Pot smoking holiday (via dunster posting)? File this under 'how you know you are getting old'. My students asked if I was going to celebrate 420 day. What? I was completely clueless (and I am pro-NORML). My wife heard a segment on NPR about it and she was clueless as well. She asked our kids if they knew what it was. They asked what planet we lived on, having known about it for many years. Oh well. I bet the Spaceman was celebrating it (obligatory Redsox reference).

Otis was only ranked #32? Wow, I personally think he's the ugliest man in the history of sports. But I guess Randy Johnson is a worthy choice as well.

Not as windy today...I wonder if Wake would have enjoyed some of that tornado weather of yesterday.

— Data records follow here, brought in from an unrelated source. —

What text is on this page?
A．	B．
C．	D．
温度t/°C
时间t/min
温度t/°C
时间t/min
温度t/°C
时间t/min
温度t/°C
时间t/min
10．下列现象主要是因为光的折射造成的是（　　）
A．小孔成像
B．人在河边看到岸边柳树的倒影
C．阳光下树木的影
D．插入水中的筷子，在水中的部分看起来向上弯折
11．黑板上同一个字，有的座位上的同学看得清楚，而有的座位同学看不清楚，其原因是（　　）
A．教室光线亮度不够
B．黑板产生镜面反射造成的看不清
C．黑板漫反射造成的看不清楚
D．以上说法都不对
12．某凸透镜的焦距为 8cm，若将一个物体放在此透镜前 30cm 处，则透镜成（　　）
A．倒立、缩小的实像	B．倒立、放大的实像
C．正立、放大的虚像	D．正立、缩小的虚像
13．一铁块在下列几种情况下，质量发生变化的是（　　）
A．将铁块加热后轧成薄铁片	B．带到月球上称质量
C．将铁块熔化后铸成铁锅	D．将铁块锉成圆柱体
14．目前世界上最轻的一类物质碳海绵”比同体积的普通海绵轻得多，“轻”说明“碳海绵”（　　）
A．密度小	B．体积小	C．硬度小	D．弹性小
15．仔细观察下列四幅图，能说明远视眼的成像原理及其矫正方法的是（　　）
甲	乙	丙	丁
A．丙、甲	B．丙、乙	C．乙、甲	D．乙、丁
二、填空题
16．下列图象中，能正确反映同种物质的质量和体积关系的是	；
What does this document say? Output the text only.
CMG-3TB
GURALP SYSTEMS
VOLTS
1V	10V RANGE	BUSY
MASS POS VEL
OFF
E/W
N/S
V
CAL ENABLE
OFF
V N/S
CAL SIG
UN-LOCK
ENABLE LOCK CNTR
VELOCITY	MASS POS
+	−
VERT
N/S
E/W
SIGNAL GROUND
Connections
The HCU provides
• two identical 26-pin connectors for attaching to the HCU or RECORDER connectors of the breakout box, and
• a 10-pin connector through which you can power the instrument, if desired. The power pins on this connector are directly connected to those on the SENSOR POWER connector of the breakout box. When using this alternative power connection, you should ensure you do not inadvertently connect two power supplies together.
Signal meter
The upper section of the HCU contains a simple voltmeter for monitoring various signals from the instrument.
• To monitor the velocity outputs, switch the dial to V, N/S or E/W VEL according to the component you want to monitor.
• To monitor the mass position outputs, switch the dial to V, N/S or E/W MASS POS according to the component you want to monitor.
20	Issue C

It's been scientifically determined that last year's opening day was the ugliest matchup in sports history, with Wells vs. Johnson. One is about 400 pounds and sweats feverishly, the other guy combines a 70s porn moustache with a horrid mullet, or in his Yankee days, some thing, disgusting redneck hair.

And yet, the person I hated seeing the most in that game was Blaine Neal. Go figure.

What about Martin(a) Navratilova. (s)He should be at least in the top 20!

No list of ugliest females would be complete without Jocelyn Wildenstein, ex wife a billionaire New York art dealer. She started out looking quite normal, but has had plastic surgery that should have cost the surgeon his license. Just plain scary.